Chemotherapy-induced peripheral neuropathy (CIPN) is one of the major causes for dose reduction and treatment cessation. CIPN is mainly reported in the hands and feet and includes both persistent pain and sensory loss (numbness). In 25%–30% of affected patients, CIPN does not resolve after completion of cancer treatment. Damage to peripheral nerves, loss of intra-epidermal nerve fibers, and sensitization of remaining fibers are thought to be at the origin of the numbness, tingling, and pain that are characteristic of CIPN.

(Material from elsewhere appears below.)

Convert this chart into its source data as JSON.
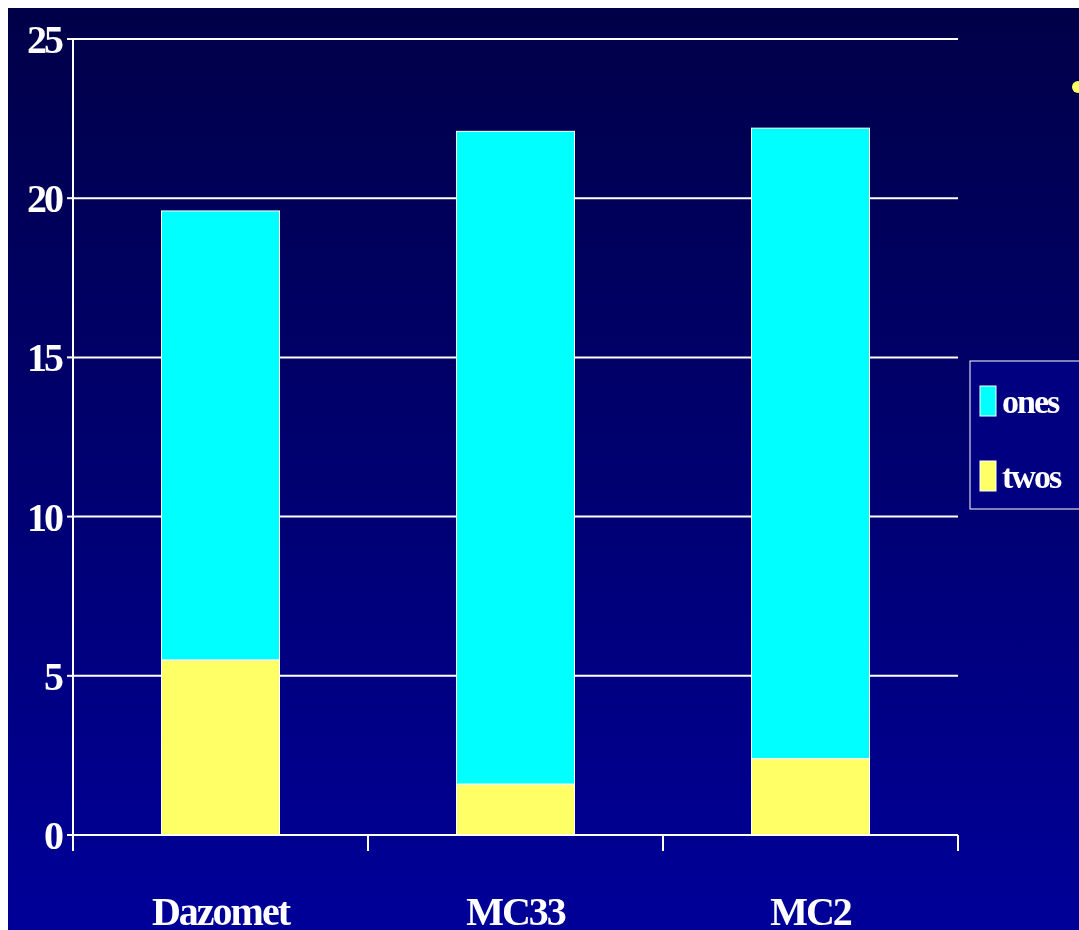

There is critical need for development of novel mechanism-based interventions to prevent and treat CIPN, as no FDA-approved treatment exists for this condition.
Current CIPN Studies
Principal Investigators: Heijnen and Dantzer ● Funding: NIH R21
Damage to mitochondria in peripheral sensory neurons contributes to mechanical allodynia in rodent models of chemotherapy-induced peripheral neuropathy. Chemotherapeutic agents induce structurally abnormal, swollen, and vacuolated mitochondria in axons and cell bodies of peripheral nerves. These structural abnormalities are associated with functional deficits, including impaired respiration and reduced ATP production. Such mitochondrial dysfunction results in oxidative stress that further aggravates neural damage.
We have reported that protecting mitochondrial integrity prevents neuronal loss in a model of ischemic brain damage. Protection of brain mitochondria was achieved using compounds that prevent mitochondrial accumulation of p53 and/or activation of mitochondrial JNK, thereby maintaining ATP production and reducing oxidative stress.
Using in vivo and in vitro approaches, we are now testing the hypothesis that targeting these pathways also prevents chemotherapy-induced neuronal damage and neuropathic pain.
Principal Investigators: Kavelaars, Heijnen
The aim of this project is to determine the contribution of peripheral T cells to chemotherapy-induced peripheral neuropathy (CIPN). Our hypothesis is that peripheral immune cells, and in particular T cells, contribute to CIPN through infiltration into dorsal root ganglia, where these cells promote resolution from CIPN. Using RAG1 knockout mice and transplantation of a specific subset of T cells, we are investigating the contribution of these cells to development of and recovery from CIPN.
Preliminary data indicate a key role for local production of the anti-inflammatory cytokine interleukin (IL)-10. We are now investigating the source and target of IL-10 and how T cells regulate IL-10 production in the spinal cord and/or dorsal root ganglia of mice with CIPN.
Principal Investigators: Heijnen, Kavelaars ● Funding: Acetylon Pharmaceuticals
HDAC6 is cytoplasmic deacetylase with a substrate specificity for non-histone proteins. HDAC6 has been described as influencing multiple intracellular processes, such as deacetylation of tau, transport of ubiquinated proteins to the aggressome, mitochondrial axonal transport, and cell spreading and motility.
In this project, we are examining the effect of an HDAC6 inhibitor and its underlying mechanisms in a mouse model of cisplatin-induced neuropathy.
Principal Investigator: Kavelaars ● Funding: NIH R01
The long-term goal of this project is to investigate the mechanism via which G protein-coupled receptor kinase 2 (GRK2) and its downstream molecular pathways prevent transition from acute to chronic pain. We have shown that low-nociceptor GRK2 causes transition from acute to chronic pain and that this is associated with a switch in cAMP signaling from a PKA-mediated pathway to an Epac1-mediated pathway. We are now aiming at investigating the molecular mechanisms via which GRK2 regulates cAMP to Epac1 signaling.
In addition, we are investigating the changes in the nociceptor that occur in response to Epac1 activation during the transition to chronic pain. In this project we are applying molecular, biochemical, and in vivo studies.
Principal Investigators: Kavelaars, Dantzer, Kelley ● Funding: NIH R01
The goal of this project is to determine the biological basis underlying comorbid pain and depression. This knowledge is crucial for the development of novel therapeutic strategies.
We have demonstrated that activation of indoleamine 2, 3 dioxygenase and a downstream enzyme in the same pathway, KMO, is necessary for the development of depression-like behavior, but not pain, in a murine model of nerve injury. We have also identified key roles for peripheral macrophages and interleukin-10 production in resolution of pain, and we are investigating their roles in depression-like behavior. We are also investigating the role of the adaptive immune system, and in particular T cells, in recovery from pain and depression.